JP Morgan Chase faces federal regulatory action over a scheme which manipulated energy prices in two US states, the New York Times reported Friday.
The Times said it had seen a 70-page government document which indicated staff from the Federal Energy Regulatory Commission intended to recommend action over the bank’s dealings in California and Michigan.
According to the Times, the case arose after JP Morgan’s takeover of Bear Stearns in 2008, which gave the bank the right to sell electricity from power plants in the two states.
Investigators said initiatives instigated by the bank transformed loss-making power plants into “powerful profit centers.”

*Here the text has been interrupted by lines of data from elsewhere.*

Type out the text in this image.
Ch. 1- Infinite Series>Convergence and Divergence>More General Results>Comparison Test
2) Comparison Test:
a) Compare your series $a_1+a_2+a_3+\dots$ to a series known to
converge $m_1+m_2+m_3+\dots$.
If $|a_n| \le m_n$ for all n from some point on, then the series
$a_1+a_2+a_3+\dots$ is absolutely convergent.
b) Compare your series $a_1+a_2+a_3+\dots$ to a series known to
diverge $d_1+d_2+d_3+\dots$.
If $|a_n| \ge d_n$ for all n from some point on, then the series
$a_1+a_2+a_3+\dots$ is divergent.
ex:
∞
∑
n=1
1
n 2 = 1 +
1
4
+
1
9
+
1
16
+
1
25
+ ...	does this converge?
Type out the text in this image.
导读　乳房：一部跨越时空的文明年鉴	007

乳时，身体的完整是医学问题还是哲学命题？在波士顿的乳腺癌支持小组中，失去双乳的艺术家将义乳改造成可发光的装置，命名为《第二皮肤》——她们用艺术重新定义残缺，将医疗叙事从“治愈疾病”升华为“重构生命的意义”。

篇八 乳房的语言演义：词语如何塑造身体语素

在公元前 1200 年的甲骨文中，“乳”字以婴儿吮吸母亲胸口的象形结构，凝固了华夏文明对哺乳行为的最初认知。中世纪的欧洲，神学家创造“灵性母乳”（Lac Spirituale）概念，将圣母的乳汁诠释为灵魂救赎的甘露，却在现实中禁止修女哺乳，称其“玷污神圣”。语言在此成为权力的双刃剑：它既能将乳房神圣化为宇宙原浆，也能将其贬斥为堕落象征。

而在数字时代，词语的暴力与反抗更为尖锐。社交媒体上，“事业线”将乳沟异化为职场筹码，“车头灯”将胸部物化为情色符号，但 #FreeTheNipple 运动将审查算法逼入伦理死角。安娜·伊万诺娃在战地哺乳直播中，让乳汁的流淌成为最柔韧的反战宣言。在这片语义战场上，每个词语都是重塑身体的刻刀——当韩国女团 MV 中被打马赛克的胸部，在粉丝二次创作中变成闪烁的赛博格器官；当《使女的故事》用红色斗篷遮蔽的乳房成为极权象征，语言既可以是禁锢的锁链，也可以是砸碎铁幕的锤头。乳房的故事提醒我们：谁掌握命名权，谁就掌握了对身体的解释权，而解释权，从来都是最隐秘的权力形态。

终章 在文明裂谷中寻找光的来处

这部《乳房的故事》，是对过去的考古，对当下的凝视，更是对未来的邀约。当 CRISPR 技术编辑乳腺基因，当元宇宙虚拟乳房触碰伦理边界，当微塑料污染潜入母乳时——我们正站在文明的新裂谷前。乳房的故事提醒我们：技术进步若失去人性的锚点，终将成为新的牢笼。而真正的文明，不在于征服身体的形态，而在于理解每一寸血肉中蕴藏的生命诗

Eight schemes launched by traders in Houston between September 2010 and June 2011 saw energy offered at prices “calculated to falsely appear attractive” to state energy firms.
Authorities in California and Michigan released $83 million in “excessive” payments as a result of the scheme, the Times report said.
JP Morgan has denied wrongdoing, insisting the trading in question was legal and “in full compliance with the applicable rules.”
The Times report said JP Morgan was also coming under pressure from other regulators.
The Office of the Comptroller of the Currency was studying enforcement actions against the bank over the way it collected credit card debt as well as its possible failure to alert authorities about suspicions surrounding fraudster Bernard Madoff.